The New York Times bestselling author of Saving Freedom and cohost
of Morning Joe assesses President Abraham Lincoln's deft timing for
the Emancipation proclamation and its consequences for America.
Abraham Lincoln's pragmatism combined with a devotion to higher ideals
made him the American leader capable of accomplishing the seemingly
impossible: saving the Union and ending slavery.
The year was 1862. The Union's first large scale offensive, the
Peninsula campaign led by Major General George B. McClellan, had been
disastrous. Doubt in Congress grew that President Lincoln and his
generals could win the war. In Saving the Union, Joe Scarborough
analyzes the hard choice Lincoln faced--the debate raging inside him
over how quickly to move toward emancipation, if at all.

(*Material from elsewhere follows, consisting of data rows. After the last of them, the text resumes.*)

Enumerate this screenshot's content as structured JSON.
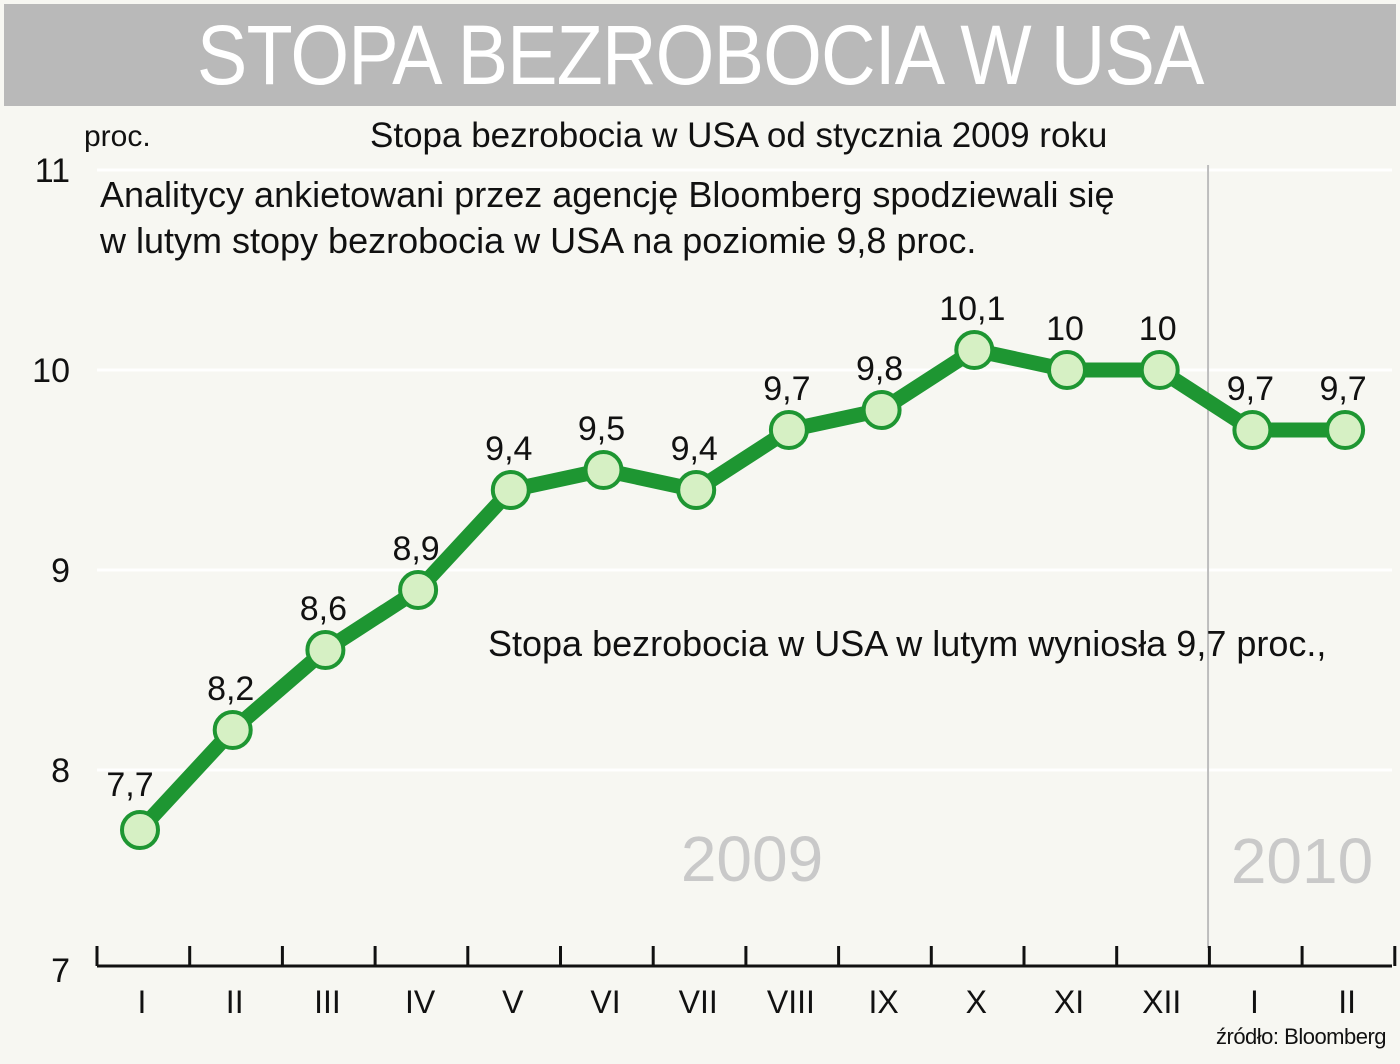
{
  "header": {
    "title": "STOPA BEZROBOCIA W USA"
  },
  "chart_data": {
    "type": "line",
    "title": "Stopa bezrobocia w USA od stycznia 2009 roku",
    "ylabel": "proc.",
    "ylim": [
      7,
      11
    ],
    "yticks": [
      "7",
      "8",
      "9",
      "10",
      "11"
    ],
    "categories": [
      "I",
      "II",
      "III",
      "IV",
      "V",
      "VI",
      "VII",
      "VIII",
      "IX",
      "X",
      "XI",
      "XII",
      "I",
      "II"
    ],
    "values": [
      7.7,
      8.2,
      8.6,
      8.9,
      9.4,
      9.5,
      9.4,
      9.7,
      9.8,
      10.1,
      10,
      10,
      9.7,
      9.7
    ],
    "data_labels": [
      "7,7",
      "8,2",
      "8,6",
      "8,9",
      "9,4",
      "9,5",
      "9,4",
      "9,7",
      "9,8",
      "10,1",
      "10",
      "10",
      "9,7",
      "9,7"
    ],
    "year_labels": [
      "2009",
      "2010"
    ],
    "annotations": [
      "Analitycy ankietowani przez agencję Bloomberg spodziewali się",
      "w lutym stopy bezrobocia w USA na poziomie 9,8 proc.",
      "Stopa bezrobocia w USA w lutym wyniosła 9,7 proc.,"
    ],
    "source": "źródło: Bloomberg",
    "grid": true,
    "colors": {
      "line": "#1e9632",
      "marker_fill": "#d6f0c4",
      "grid": "#ffffff",
      "year_label": "#c9c9c9",
      "divider": "#bdbdbd"
    }
  }
}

Lincoln feared that if he moved too quickly, he would lose support for
the war, including the conservatives in the border states, thus ensuring
the dissolution of the Union. When he finally issued the Emancipation
Proclamation, he rallied his party, demoralized the South, won over
Europe, and changed the course of human history. But only because he
timed it perfectly.
Scarborough reveals how Lincoln's brilliant Shakespearean insight that
"ripeness is all" made him the greatest American president after
Washington, and the bridge between the Founding Fathers and Civil Rights
leaders, including Martin Luther King, Jr and John Lewis. As Saving the
Union clearly demonstrates, no other leader in his time, and few in
American history, could have effectively balanced the preservation of
the Union with the liberation of the slaves as Lincoln did--and that has
made all the difference. Scarborough offers a fresh and thoughtful
examination of this key event in Lincoln's presidency, and pays tribute
to his astute leadership--a legacy which as indelibly influenced the
course of America's development and continues to inspire us today.